Homemade basil pesto, roasted tomato & grilled chicken pizza for the grown-ups, pepperoni & cheese pizza for the kids
This morning, while having coffee and flipping through cookbooks, I got the idea to make homemade pizzas and pesto. With the basil in my garden in overdrive, all I needed from the store was parmesan and pine nuts.
And making your pizza dough is so easy. All you need is flour, salt, olive oil, warm water and active dry yeast. In My Father’s Daughter, Gwyneth Paltrow also has you add sugar. Since I’d just used the last of it in my coffee, I skipped that ingredient. Pioneer Woman doesn’t have you add sugar in her recipe so it didn’t seem critical.
I’ve never made pesto but it turned out to be super easy, and good. I still have a ton in the fridge.
Barrak grilled thin-sliced chicken breasts for our pizzas. Magnus ate a bunch of the grilled chicken straight off the plate; I’ll file that information away for a future dinner.
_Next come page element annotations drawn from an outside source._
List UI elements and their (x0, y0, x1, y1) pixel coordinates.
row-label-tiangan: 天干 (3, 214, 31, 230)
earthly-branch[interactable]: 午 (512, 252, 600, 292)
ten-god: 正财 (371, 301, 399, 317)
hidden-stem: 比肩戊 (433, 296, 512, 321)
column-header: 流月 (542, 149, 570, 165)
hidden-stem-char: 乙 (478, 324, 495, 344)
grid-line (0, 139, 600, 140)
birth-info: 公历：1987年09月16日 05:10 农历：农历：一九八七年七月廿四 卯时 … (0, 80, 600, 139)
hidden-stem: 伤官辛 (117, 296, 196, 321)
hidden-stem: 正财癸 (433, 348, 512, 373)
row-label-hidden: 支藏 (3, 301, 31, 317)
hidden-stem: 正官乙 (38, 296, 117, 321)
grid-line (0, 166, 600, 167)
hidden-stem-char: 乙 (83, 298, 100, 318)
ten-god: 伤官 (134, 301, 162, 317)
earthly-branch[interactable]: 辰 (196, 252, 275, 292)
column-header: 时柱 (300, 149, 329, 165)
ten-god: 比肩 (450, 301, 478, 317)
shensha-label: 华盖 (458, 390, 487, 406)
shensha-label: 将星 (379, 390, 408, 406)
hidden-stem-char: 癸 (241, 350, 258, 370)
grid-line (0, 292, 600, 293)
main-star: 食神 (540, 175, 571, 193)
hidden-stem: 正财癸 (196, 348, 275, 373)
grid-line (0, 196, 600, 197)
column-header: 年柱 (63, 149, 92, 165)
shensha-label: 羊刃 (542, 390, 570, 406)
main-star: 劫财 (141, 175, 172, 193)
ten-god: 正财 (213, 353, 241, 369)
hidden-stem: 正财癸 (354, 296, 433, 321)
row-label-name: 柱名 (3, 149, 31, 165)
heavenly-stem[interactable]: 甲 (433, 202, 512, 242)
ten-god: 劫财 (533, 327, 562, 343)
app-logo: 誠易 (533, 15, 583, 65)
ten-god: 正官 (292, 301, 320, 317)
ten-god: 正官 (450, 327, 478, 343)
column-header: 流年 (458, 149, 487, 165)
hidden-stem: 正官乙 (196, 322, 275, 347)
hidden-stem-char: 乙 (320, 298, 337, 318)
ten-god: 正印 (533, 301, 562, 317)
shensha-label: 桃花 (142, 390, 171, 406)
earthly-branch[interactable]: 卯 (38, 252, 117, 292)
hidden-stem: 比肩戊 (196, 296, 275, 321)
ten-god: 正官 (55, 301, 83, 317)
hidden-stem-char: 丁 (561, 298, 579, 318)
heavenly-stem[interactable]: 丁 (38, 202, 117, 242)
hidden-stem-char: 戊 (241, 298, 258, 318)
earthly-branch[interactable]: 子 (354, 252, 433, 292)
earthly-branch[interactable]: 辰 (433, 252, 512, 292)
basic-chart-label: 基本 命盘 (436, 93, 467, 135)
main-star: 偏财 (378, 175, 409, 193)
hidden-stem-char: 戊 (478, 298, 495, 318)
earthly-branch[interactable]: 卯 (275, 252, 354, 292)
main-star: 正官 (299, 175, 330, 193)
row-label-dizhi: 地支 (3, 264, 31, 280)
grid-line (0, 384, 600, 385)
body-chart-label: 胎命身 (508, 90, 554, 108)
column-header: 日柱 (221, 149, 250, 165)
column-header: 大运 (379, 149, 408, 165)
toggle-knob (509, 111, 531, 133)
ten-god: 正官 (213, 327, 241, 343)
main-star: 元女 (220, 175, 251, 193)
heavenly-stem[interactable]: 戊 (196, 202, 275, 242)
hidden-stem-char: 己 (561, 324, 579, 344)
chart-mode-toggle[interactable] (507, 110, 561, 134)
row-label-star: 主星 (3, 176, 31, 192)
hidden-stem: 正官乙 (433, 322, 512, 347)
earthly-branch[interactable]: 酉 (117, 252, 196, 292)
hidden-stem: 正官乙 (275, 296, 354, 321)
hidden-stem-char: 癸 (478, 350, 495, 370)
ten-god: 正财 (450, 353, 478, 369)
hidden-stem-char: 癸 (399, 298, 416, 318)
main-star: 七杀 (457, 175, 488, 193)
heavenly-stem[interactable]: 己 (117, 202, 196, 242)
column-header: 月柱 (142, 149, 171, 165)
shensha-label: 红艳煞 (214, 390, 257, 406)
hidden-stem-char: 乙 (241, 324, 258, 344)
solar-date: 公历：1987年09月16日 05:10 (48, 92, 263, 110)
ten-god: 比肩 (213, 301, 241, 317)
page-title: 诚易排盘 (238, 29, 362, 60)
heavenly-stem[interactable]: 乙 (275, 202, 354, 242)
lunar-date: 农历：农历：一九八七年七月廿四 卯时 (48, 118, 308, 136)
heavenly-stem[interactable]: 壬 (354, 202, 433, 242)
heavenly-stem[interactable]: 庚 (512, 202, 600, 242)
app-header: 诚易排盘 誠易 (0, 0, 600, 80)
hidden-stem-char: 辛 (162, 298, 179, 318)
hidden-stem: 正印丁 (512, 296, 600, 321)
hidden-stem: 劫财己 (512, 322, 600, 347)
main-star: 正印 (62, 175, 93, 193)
I considered sun-dried tomatoes but instead went with slow-roasted tomatoes – another great Gwyneth recipe. You halve vine-ripened tomatoes horizontally, drizzle with olive oil, add salt and pepper and roast them at 275 degrees for 3 – 5 hours. I only had 2 hours and they still came out great: sweet, rich and almost caramelized.
We crumbled a block of salty feta cheese over the pizza and sent it into a 450 degree oven. The crust ended up being a little doughy — you need a bonafide pizza oven to get that nice crispy crust. So we used forks and it was still the best meal we’ve had all week.
Next time we make pizza, I’ll use pita bread — a tip I got from our neighbors who both have demanding careers and two little ones AND also like to cook. They even brought me a bag of the homemade pita bread they buy from a bakery on Cleveland Avenue. Thanks guys!